Did you know that you can combine Principal Components Analysis (PCA) and K-means Clustering to improve segmentation results?
In this tutorial, we’ll see a practical example of a mixture of PCA and K-means for clustering data using Python.
Why Combine PCA and K-means?
There are varying reasons for using a dimensionality reduction step such as PCA prior to data segmentation. Chief among them? By reducing the number of features, we’re improving the performance of our algorithm. On top of that, by decreasing the number of features the noise is also reduced.
In the case of PCA and K-means in particular, there appears to be an even closer relationship between the two.
This paper discusses the exact relationship between the techniques and why a combination of both techniques could be beneficial.
In case you’re not a fan of the heavy theory, keep reading.

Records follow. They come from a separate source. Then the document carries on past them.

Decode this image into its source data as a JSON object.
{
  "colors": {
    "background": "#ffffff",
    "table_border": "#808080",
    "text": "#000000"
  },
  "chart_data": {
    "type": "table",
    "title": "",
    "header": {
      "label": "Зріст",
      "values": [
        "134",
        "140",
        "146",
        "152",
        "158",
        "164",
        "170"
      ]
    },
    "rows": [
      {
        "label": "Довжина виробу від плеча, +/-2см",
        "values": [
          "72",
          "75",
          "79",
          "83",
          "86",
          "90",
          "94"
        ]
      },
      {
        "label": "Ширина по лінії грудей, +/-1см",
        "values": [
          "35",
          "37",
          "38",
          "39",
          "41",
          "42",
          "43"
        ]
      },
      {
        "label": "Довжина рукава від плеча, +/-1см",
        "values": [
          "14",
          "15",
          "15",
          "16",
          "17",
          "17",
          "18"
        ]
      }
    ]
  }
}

In the next part of this tutorial, we’ll begin working on our PCA and K-means methods using Python.
PCA and K-means: Exploring the Data Set
We start as we do with any programming task: by importing the relevant Python libraries.
In our case they are:
The second step is to acquire the data which we’ll later be segmenting. We’ll use customer data, which we load in the form of a pandas’ data frame.
The data set we’ve chosen for this tutorial comprises 2,000 observations and 7 features.
More specifically, it contains information about 2,000 individuals and has their IDs, as well as geodemographic features, such as Age, Occupation, etc.
Lastly, we take a moment to visualize the raw data set on the two numerical features; Age and Income.
The graph represents all points in our current data set, which our K-means algorithm will aim to segment.
Another observation from the graph concerns the domains of the two variables Age and Income. We understand that the domain for Age is from around 20 to 70, whereas for Income it is from around 40,000 to over 300,000. Which points to a vast difference between the range of these values. Therefore, we must incorporate an important step in our analysis, and we must first standardize our data.
Standardization is an important part of data preprocessing, which is why we’ve devoted the entire next paragraph precisely to this topic.
PCA and K-means: Preprocessing
Our segmentation model will be based on similarities and differences between individuals on the features that characterize them.
We’ll quantify these similarities and differences.
Well, you can imagine that two persons may differ in terms of ‘Age’. One may be a 20-year-old, while another – 70 years old. The difference in age is 50 years. However, it spans almost the entire range of possible ages in our dataset.
At the same time, the first individual may have an annual income of $ 100,000; while the second may have an annual income of $ 150,000. Therefore, the difference between their incomes will be $50,000.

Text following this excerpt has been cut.